Abril 10, 2008 · 2 Comentários

Você ainda tem dúvida? Quantas vezes navegou pelo Overmundo, Outrolado ou Brasilwiki? Pedro Markum, criador do Jornal de Debates, dá várias dicas neste post e mais exemplos ( obrigado pela citação do Desabafo de Mãe, Markum!) não só de iniciativas de jornalismo colaborativo, mas também de outras mídias sociais.

Eu sei que nossas referências são OhmyNewsDigg e Slashdot, mas será que não chegou a hora de abrir os olhos e descobrir que quem faz jornalismo colaborativo no Brasil não é apenas Estadão, UOL ou Globo?! Questiono isso porque não aguento mais ler que tais iniciativas ainda têm seus desafios naturais de colaboração. Por outro lado, quanto mais faço busca no mar de informações, menos acho opiniões sobre as demais iniciativas citadas acima.

Lógico que o Overmundo foi alvo de muitas discussões em função do patrocínio da Petrobrás, no valor de 2 milhões de reais, para construção do site no prazo de um ano e meio quando foi lançado. Mas cadê as críticas sobre aquilo que existe e funciona no jornalismo colaborativo?

Você já ouviu falar de Café História quando lê algo sobre redes sociais? Peabirus, espero que sim, já que Rodrigo Lara Mesquita vem fazendo um trabalho brilhante para divulgar e reforçar a comunidade. Via6 já saiu na imprensa, conhece, né? Então, exemplos existem tanto de redes sociais como de jornalismo colaborativo e deve ter muita coisa escondida por aí seguindo o caminho solitário do Open Source Journalism…

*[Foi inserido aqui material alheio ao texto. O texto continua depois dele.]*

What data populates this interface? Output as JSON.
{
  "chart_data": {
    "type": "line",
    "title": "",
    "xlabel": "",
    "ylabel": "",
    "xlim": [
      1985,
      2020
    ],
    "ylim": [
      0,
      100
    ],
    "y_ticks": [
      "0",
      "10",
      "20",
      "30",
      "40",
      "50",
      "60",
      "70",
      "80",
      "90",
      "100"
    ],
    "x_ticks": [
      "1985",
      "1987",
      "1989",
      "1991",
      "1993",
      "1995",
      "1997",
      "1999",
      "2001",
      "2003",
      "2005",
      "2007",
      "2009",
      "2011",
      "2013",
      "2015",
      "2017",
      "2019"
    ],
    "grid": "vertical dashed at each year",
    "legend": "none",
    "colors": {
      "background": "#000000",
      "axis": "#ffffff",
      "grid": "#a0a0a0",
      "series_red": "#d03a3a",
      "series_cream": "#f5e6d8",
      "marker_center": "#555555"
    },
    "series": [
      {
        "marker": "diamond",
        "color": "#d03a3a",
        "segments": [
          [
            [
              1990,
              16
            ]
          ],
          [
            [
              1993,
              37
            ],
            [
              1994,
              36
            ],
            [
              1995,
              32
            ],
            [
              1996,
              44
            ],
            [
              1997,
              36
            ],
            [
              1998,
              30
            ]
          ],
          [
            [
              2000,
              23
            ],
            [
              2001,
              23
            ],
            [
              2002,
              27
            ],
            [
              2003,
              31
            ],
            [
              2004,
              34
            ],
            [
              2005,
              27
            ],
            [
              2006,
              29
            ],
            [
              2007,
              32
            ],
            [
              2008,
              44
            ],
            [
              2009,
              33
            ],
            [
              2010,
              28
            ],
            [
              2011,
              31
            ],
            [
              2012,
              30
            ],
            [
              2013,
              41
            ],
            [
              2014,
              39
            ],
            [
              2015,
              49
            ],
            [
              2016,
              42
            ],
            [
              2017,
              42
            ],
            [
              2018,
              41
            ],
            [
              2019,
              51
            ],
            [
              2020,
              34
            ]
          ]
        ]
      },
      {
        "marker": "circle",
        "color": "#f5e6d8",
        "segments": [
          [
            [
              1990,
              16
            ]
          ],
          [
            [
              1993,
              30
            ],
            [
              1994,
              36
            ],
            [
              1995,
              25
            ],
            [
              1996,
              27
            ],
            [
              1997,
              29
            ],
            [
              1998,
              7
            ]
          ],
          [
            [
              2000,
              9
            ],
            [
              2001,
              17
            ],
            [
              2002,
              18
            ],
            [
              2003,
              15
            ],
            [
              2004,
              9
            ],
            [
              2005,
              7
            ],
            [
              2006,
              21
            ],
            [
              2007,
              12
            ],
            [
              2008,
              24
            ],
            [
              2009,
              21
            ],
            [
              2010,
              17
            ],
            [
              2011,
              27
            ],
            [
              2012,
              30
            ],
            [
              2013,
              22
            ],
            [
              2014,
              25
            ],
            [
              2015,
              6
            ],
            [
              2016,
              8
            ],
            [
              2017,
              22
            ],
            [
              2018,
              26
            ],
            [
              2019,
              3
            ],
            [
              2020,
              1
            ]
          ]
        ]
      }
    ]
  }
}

É uma pena porque se houvesse disposição de escrever sobre aquilo que brasileiro faz na raça, talvez haveria chance de aprendermos mais e aperfeiçoarmos mais rápido. Enfim, seria mais fácil Cair na Real

Tem uma lição que aprendi com Markum no mundo offline que deverá ser pauta durante um bom tempo para mim, Sueli Sueishi, Lúcia Freitas e Rodolfo Sikora( galera do Desabafo de Mãe): ” home em site de jornalismo colaborativo é pra orientar a comunidade”. Bingo! Essa frase parece óbvia, mas na hora de sentar junto com webdesigner e programador – após uma longa experiência de relacionamento com a comunidade de mães - o desafio do layout da home continua. Afinal, nós que fazemos na raça – e sem crítica – jornalismo colaborativo no segmento de puericultura temos que andar sempre sozinhos. 

Please, vamos ser butique do mundo das referências dos países lá de fora, mas é bom também ficar de olho naquilo que fazemos dentro de casa pra gente ter chance de seguir em frente. O NewsCamp é um bom lugar para falar sobre isso, topam? Não se esqueça: neste sábado, dia 12 de abril, no Gafanhoto, a partir das 09h00 até 18h00.